I recently answered a problem on MathOverflow. The discovery of the answer has some similarities to "research activities", and this post is to document the experience for interested students to see an example of mathematical problem solving.
Before it starts
The first part of the "process" was one where I wasn't involved in, but is something typical in mathematical research.
The person who asked the question encountered the problem (which I will describe below) in the course of their research in geometric analysis. What makes this problem an interesting research problem as well as a fun problem solving exercise is that the question asker did a lot of homework (the same sort of homework that one should do in a research setting). This included:
- Firstly, and most importantly: the problem was formulated as a precise conjecture.
In research it is not profitable to say "I want to study (insert general topic here)." A much better starting point is "I wonder if (insert precise statement) is true?"
Usually such a statement is derived from inductive reasoning (by computing some examples and realizing their commonalities, you are led to formulate a conjecture that the observed phenomenon is general). - Numerical tests: nowadays computers are powerful.

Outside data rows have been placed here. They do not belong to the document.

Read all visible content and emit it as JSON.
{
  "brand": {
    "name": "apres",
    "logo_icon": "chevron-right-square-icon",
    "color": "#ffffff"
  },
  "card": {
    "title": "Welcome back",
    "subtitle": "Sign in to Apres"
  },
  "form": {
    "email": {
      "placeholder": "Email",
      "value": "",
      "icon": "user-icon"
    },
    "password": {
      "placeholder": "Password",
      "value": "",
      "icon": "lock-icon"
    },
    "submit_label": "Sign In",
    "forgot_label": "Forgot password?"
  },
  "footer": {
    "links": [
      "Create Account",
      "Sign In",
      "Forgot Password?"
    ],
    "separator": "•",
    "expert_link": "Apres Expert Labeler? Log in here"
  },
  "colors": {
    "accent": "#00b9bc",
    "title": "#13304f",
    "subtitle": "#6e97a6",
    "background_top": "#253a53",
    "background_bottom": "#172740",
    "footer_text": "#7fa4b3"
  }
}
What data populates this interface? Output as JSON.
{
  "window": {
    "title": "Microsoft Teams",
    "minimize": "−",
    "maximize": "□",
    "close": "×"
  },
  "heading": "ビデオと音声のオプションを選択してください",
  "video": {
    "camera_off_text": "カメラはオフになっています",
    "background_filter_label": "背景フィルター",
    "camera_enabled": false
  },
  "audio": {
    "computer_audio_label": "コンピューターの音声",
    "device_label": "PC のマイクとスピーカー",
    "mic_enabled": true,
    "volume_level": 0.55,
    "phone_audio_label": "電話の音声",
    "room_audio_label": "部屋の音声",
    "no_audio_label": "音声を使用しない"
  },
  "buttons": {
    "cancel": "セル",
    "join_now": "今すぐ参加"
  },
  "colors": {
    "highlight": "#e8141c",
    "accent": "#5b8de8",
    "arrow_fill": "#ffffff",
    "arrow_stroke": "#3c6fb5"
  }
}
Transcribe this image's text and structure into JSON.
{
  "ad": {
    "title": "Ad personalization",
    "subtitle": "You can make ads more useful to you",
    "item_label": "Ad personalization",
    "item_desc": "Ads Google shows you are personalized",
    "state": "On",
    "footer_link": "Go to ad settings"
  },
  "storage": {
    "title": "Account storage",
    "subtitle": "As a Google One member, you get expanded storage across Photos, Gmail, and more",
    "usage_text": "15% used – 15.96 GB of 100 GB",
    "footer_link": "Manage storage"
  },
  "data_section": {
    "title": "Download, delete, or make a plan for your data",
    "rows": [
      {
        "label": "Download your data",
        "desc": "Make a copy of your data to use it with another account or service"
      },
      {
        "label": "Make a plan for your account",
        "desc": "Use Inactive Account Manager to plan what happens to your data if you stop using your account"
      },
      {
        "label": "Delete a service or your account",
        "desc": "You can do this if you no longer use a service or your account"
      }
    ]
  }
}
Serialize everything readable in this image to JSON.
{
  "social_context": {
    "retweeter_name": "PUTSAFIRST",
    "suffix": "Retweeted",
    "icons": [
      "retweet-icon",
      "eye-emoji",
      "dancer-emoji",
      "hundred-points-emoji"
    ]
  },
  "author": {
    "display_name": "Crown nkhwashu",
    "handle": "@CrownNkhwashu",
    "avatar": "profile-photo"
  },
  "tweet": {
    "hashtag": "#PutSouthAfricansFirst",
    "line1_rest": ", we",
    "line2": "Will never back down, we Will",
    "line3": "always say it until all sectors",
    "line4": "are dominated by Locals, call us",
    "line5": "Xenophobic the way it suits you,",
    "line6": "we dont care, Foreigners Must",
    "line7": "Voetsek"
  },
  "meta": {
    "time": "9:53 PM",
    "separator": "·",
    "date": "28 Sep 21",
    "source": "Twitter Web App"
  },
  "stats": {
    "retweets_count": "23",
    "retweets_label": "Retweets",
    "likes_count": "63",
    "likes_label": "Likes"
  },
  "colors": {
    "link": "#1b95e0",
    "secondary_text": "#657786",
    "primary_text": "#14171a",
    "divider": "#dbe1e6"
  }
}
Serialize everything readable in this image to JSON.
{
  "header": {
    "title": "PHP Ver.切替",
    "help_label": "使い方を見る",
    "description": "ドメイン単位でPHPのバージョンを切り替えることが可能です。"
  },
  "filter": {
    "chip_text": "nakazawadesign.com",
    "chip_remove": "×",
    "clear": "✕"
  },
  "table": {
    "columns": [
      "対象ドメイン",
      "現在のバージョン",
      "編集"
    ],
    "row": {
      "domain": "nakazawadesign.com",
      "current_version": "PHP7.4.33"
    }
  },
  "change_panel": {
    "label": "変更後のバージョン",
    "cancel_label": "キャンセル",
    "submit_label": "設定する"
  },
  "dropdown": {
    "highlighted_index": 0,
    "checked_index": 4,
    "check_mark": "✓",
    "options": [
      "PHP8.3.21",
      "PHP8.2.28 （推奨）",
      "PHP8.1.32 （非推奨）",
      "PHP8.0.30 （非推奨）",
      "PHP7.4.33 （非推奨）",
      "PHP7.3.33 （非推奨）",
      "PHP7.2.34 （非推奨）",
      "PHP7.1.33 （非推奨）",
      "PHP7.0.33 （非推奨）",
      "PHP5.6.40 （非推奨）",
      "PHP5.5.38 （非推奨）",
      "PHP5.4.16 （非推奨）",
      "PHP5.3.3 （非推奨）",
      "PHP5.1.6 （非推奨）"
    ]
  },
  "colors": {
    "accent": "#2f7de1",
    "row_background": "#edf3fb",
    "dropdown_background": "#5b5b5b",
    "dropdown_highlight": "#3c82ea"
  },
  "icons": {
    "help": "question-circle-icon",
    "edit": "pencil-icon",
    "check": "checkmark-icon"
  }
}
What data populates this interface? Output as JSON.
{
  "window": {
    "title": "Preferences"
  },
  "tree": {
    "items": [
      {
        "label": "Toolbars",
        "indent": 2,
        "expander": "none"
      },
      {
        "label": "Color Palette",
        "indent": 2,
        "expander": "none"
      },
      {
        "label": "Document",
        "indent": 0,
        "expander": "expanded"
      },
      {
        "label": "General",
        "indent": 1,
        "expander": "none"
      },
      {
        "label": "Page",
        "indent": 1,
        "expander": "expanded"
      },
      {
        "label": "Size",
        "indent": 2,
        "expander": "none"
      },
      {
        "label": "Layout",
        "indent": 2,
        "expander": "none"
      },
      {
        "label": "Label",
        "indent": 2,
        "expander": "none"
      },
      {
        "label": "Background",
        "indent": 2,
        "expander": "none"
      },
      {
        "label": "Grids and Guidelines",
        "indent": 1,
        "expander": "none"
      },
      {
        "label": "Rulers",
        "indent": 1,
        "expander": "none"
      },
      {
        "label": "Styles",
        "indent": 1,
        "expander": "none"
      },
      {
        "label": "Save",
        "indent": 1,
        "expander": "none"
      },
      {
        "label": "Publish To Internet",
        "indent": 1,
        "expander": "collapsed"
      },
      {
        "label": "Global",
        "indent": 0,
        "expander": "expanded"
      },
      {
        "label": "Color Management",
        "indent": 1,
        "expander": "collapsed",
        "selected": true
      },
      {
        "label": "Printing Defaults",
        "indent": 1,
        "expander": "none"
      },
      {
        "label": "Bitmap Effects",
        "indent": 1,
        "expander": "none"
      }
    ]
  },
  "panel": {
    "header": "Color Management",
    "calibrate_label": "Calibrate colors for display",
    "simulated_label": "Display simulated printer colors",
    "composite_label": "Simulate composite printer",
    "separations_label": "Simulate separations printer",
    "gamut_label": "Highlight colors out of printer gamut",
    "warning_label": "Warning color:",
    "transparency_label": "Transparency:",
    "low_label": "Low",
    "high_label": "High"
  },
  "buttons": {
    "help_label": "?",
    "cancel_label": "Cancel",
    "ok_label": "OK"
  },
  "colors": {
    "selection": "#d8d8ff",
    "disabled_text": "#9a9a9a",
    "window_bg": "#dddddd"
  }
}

A lot of mathematical research benefits from computer aid. You can go all in and try AI-powered literature search and reasoning models, or you can stick to the simple gambit of using the computer to calculate lots of numerical examples. This is also helpful in the "conjecture forming phase" of research.
- Solve simple cases: When one has a conjecture, one can look at special cases of conjecture and test them explicitly. This may help find a counterexample. A typical example that happens a lot in analysis is:
- Conjecture: X is the only solution to problem Y
- Simple case: There are no other solutions to problem Y "near" X.
By localizing the problem to small perturbations of X, you can take advantage of the smallness. A example from calculus is that proving X is a global minimum is harder than proving X is the local minimum of a function. The latter only requires knowing that the function has vanishing derivative at X, and that the second derivative has the right sign.
This latter calculus example also showcases an important technique: linearization. When dealing with a nonlinear problem, if one were willing to take a step back and consider the "localized" problem, then we can often replace the nonlinear problem with a linear problem that is much more readily solvable.
- Solve similar problems: Perhaps the conjecture is hard because some of the terms in the expression are hard to analyze. Can we analyze the similar problem where those terms are not present? For this one needs a leap of faith that the "simplified expression" gives an accurate representation of the original problem. On the other hand, even without a full justification of the connection between the two problems, this procedure is often valuable. If the "similar problem" does in fact satisfy the conjecture, you've effectively isolated the difficulty to the parts that were changed. If the "similar problem" does not satisfy the conjecture, then you realize that for your conjecture to be true, you'd better understand what makes the two seemingly similar problems in fact different. In either case you gained some knowledge.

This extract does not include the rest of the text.